Premium and Standard DTU’s Aren’t the Same
One thing we discovered over the first month of running in this configuration is we were having a very difficult time getting reasonable performance across the whole system even though our pool showed only about 65% utilization on a minute-by-minute basis. It was a bit tricky to analyze the reasons behind this because SQL Azure doesn’t support the low-level memory and disk counters that would distinguish queries pounding disk due to inadequate memory vs. general IO performance. Working with Microsoft, we ultimately added a second 125 DTU premium pool and moved our high activity customers into it. Once the migration completed (this can take a while depending on database size) we saw notable improvement in performance. In general we saw performance much closer to a VM with SSD’s than what we saw with the Standard pool. Even with the pool using 100% of its DTU each database was responsive. We’re getting results at least four times faster under Premium. Still, paying $5.60 per DTU is a painful step up from $2.25. I’d like to see a price closer to $4.00 as reasonable.
Opportunities to Improve Elastic Pools
We’d like to see a much smarter routine for reserving capacity - instead of reserving a fixed amount for each database use a model where it works to keep a small amount of capacity free for the next request so it can handle swings in load without rejecting activities. This would be similar to how Windows manages memory (and most shared systems manage performance).

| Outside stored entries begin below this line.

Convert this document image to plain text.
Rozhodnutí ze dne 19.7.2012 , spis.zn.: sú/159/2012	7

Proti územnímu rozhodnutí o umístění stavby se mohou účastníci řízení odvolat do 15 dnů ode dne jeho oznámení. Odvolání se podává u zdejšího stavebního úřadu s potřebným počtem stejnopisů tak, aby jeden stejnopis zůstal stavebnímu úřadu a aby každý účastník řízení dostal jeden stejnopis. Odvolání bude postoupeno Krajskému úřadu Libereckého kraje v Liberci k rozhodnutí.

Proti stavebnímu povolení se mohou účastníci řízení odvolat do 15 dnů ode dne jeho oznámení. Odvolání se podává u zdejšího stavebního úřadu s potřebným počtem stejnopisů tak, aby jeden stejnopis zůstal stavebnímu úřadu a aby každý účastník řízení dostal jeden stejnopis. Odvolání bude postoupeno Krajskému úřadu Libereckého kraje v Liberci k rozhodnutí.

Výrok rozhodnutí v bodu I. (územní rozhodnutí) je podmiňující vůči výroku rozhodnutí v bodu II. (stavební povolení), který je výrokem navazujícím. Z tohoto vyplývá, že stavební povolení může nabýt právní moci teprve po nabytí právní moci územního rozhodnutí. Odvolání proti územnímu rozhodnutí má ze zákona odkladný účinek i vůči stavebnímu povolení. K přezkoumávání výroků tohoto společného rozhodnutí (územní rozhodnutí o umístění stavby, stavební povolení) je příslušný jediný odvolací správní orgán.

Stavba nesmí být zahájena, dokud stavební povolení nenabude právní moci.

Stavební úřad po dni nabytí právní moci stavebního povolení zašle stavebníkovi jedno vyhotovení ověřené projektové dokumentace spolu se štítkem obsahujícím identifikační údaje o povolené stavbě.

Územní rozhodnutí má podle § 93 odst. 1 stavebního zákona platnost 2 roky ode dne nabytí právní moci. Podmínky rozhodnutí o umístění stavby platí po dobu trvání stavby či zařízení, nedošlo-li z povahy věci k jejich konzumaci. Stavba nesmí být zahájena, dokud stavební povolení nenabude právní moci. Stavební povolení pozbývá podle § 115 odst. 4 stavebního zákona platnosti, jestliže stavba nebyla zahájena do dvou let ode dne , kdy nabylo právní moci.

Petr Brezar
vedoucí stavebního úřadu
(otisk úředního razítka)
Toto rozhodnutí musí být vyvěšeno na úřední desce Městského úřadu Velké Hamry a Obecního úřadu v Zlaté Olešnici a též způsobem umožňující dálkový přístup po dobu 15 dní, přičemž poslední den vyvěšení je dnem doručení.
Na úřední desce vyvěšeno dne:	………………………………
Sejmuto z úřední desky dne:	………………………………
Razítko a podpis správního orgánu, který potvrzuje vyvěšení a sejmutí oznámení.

Elastic Jobs: Lotsa potential, but…
The elastic jobs feature shows a lot of potential but has two key shortcomings currently: First, it requires provisioning an explicit database and virtual server to host the job system (which you have to pay for). This creates more complexity and cost for a feature that’d ideally just be rolled into the elastic pool pricing and setup. It stands out as an oddly manual feature in an otherwise nice service. Second, the portal needs to be enhanced to provide access to scheduling jobs and deleting completed jobs. This feature is aimed squarely at DBA’s, but this group is extremely unlikely to break out PowerShell.

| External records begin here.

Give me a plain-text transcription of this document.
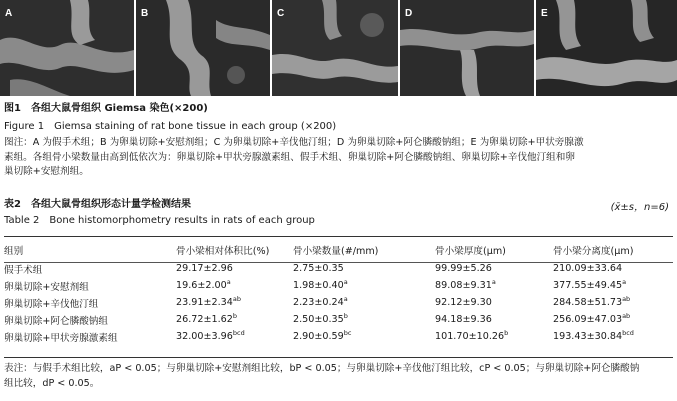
A	B	C	D	E
图1　各组大鼠骨组织 Giemsa 染色(×200)
Figure 1　Giemsa staining of rat bone tissue in each group (×200)
图注：A 为假手术组；B 为卵巢切除+安慰剂组；C 为卵巢切除+辛伐他汀组；D 为卵巢切除+阿仑膦酸钠组；E 为卵巢切除+甲状旁腺激
素组。各组骨小梁数量由高到低依次为：卵巢切除+甲状旁腺激素组、假手术组、卵巢切除+阿仑膦酸钠组、卵巢切除+辛伐他汀组和卵
巢切除+安慰剂组。
表2　各组大鼠骨组织形态计量学检测结果
Table 2　Bone histomorphometry results in rats of each group
(x̄±s，n=6)
组别	骨小梁相对体积比(%)	骨小梁数量(#/mm)	骨小梁厚度(μm)	骨小梁分离度(μm)
假手术组	29.17±2.96	2.75±0.35	99.99±5.26	210.09±33.64
卵巢切除+安慰剂组	19.6±2.00$^a$	1.98±0.40$^a$	89.08±9.31$^a$	377.55±49.45$^a$
卵巢切除+辛伐他汀组	23.91±2.34$^{ab}$	2.23±0.24$^a$	92.12±9.30	284.58±51.73$^{ab}$
卵巢切除+阿仑膦酸钠组	26.72±1.62$^b$	2.50±0.35$^b$	94.18±9.36	256.09±47.03$^{ab}$
卵巢切除+甲状旁腺激素组	32.00±3.96$^{bcd}$	2.90±0.59$^{bc}$	101.70±10.26$^b$	193.43±30.84$^{bcd}$
表注：与假手术组比较，aP < 0.05；与卵巢切除+安慰剂组比较，bP < 0.05；与卵巢切除+辛伐他汀组比较，cP < 0.05；与卵巢切除+阿仑膦酸钠
组比较，dP < 0.05。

The other problem we’ve had with elastic jobs is there isn’t a mechanism to limit the parallelism. For example, say you were going to implement one of the standard SQL Server maintenance jobs - like updating statistics on the database. This uses DTU capacity to run, but if you create an elastic job to do this it’ll start on all databases at the same time, effectively monopolizing the pool. The first time we did this it basically took down the entire pool for 15 minutes. Instead, the elastic pool should let us set a maximum number of parallel databases to run the job on at the same time so we can be sure it doesn’t block routine load.